Andrew Jackson’s troops will march again from Natchez to Nashville along the Natchez Trace as portrayed by members of the 7th U.S. Living History Association and modern-day volunteers.
The April 12-14 event, “Expedition Natchez 1813: Becoming “Old Hickory”, commemorates the bicentennial of the War of 1812 as it reminds the public of the role of the Natchez Trace in the War of 1812. Andrew Jackson earned the name “Old Hickory” while walking each step with his soldiers almost the entire length of the old road.
The portrayals will begin with the landing of the troops in Natchez. On Friday evening, April 12, up to 200 reenactors in period-correct uniforms will parade through the historic town starting at Natchez Under-the-Hill to a reception at the Prentiss Club.
The following day the troops will be encamped at Historic Jefferson College near Jackson’s camp site at Fort Dearborn. Military marches, historic weapon demonstrations and civilian life portrayals will be presented throughout the day. War of 1812 authors and scholars will speak in the college’s historic classrooms. An 1813 ladies’ tea will be held in the afternoon at historic home Auburn, followed by a fife and drum concert and period dinner for Jackson at the Natchez Eola Hotel. Sunday morning, Jackson’s fight with federal officials will be reenacted and troops will begin the return march.
A detachment of the soldiers will camp on the old Natchez Trace near Jackson’s campsites. During the weekdays, they will present educational programs for students in Ridgeland, French Camp and Pontotoc, Mississippi. On Tuesday evening, the troops will march into Mississippi’s Old Capitol for a period concert and a re-creation of Andrew Jackson’s War of 1812 anniversary speech at that site.
Friday, April 19, the contribution of the Chickasaw Nation and the Colbert family will be honored at a dinner in Tuscumbia, Alabama. The Chickasaws provided crucial emergency food supplies to the troops when government contractors failed to perform.
Saturday, April 20, the soldiers will be welcomed home by reenactors portraying their 1813 families at Grinder’s Stand, where explorer Meriwether Lewis is buried. The inn was on the Chickasaw border in 1813, and returning troops stopped there for a meal and to visit Lewis’s grave. The soldiers will then place a wreath at the War of 1812 Monument Site on the parkway, where a marker serves as a surrogate tombstone to War of 1812 soldiers buried along the old Trace.
On Sunday, April 21, the troops arrive at the Hermitage, the home of Andrew Jackson.

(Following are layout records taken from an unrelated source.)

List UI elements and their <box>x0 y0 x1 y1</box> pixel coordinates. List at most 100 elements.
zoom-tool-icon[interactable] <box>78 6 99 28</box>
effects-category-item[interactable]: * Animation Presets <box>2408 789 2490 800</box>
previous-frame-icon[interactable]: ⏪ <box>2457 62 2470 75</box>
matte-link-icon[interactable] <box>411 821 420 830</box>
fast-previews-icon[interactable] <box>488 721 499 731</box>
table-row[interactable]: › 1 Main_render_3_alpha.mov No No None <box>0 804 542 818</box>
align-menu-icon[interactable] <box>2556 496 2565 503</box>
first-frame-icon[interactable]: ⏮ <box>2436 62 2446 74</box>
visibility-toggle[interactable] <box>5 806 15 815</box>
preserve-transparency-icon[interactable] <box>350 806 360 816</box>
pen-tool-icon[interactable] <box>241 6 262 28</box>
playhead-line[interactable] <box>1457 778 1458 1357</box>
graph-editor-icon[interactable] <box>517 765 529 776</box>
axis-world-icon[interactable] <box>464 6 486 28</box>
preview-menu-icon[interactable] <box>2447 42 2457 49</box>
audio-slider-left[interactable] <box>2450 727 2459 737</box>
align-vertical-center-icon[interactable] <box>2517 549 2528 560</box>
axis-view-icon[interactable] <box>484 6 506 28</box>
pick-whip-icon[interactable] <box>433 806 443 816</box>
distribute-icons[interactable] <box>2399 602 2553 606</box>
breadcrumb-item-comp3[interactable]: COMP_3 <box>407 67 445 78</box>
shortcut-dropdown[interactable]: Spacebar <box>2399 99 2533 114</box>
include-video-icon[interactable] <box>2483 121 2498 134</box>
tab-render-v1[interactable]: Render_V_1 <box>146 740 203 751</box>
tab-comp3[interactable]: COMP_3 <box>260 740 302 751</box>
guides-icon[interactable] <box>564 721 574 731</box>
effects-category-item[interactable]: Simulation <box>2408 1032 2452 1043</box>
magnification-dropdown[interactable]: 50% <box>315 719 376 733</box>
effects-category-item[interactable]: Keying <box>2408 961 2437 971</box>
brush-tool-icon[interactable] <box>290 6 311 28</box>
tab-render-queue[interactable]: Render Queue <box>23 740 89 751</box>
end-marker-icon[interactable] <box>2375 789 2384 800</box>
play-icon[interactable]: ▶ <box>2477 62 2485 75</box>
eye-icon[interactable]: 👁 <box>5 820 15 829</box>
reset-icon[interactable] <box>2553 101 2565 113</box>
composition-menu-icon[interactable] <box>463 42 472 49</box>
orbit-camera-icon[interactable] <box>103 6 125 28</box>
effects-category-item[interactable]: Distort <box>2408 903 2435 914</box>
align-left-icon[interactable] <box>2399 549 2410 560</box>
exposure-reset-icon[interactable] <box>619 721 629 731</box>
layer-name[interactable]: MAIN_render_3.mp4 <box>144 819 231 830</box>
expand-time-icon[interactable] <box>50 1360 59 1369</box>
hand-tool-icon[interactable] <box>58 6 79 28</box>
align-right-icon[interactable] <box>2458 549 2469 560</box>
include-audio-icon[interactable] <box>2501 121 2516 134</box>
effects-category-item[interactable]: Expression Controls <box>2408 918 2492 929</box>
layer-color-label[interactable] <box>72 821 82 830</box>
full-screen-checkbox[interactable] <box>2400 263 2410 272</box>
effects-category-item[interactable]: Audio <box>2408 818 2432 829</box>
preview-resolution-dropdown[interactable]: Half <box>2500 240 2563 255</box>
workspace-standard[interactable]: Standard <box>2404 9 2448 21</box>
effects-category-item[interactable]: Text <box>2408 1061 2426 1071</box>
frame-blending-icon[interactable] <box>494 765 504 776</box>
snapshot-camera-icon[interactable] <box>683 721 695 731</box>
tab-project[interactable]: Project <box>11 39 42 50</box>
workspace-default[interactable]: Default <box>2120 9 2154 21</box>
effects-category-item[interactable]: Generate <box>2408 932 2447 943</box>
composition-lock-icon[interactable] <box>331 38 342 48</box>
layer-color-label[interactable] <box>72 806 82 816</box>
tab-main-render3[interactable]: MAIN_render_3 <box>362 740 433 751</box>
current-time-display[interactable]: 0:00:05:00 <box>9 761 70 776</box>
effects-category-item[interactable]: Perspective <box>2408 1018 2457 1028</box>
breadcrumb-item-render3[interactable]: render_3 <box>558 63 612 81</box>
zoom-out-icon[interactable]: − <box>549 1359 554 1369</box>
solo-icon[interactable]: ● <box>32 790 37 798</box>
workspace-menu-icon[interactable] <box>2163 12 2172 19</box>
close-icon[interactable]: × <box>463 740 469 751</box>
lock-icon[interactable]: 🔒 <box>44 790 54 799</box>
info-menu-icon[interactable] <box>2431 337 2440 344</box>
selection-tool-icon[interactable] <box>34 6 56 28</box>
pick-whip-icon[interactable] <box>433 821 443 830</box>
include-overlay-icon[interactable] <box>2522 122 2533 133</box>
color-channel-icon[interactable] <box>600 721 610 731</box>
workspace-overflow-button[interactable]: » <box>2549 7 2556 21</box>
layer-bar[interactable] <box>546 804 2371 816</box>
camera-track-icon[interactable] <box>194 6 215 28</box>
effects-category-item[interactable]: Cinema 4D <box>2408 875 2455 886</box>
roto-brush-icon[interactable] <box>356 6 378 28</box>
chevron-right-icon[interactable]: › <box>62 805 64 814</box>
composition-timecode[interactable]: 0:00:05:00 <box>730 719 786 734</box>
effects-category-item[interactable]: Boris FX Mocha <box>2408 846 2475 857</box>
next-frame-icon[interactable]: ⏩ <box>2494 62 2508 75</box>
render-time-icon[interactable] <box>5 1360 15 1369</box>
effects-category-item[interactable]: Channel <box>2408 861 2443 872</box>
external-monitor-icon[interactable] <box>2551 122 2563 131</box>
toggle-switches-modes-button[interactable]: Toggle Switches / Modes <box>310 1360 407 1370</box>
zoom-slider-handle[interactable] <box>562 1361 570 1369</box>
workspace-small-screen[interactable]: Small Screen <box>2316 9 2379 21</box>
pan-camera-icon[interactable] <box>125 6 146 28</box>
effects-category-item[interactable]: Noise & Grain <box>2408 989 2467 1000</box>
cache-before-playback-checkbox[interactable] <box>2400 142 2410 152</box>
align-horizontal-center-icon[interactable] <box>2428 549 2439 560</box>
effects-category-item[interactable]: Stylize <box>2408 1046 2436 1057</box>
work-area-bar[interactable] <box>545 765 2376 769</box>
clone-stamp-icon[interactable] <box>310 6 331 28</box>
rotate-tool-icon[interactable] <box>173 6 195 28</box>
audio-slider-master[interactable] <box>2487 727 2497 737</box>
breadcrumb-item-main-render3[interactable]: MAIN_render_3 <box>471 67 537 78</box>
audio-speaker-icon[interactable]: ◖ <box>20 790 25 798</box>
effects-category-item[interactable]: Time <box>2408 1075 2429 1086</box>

They will hold a period church service in the chapel that Jackson built for his wife. A reenactor will portray one of the expedition chaplains. The troops will then march to Andrew Jackson’s grave for a wreath ceremony.
This commemoration continues a four-year partnership among the 7th US Infantry Living History Association, the Natchez Trace Parkway Association and the National Park Service. It will be the first history event to run the entire length of the parkway and incorporate both Natchez and Nashville.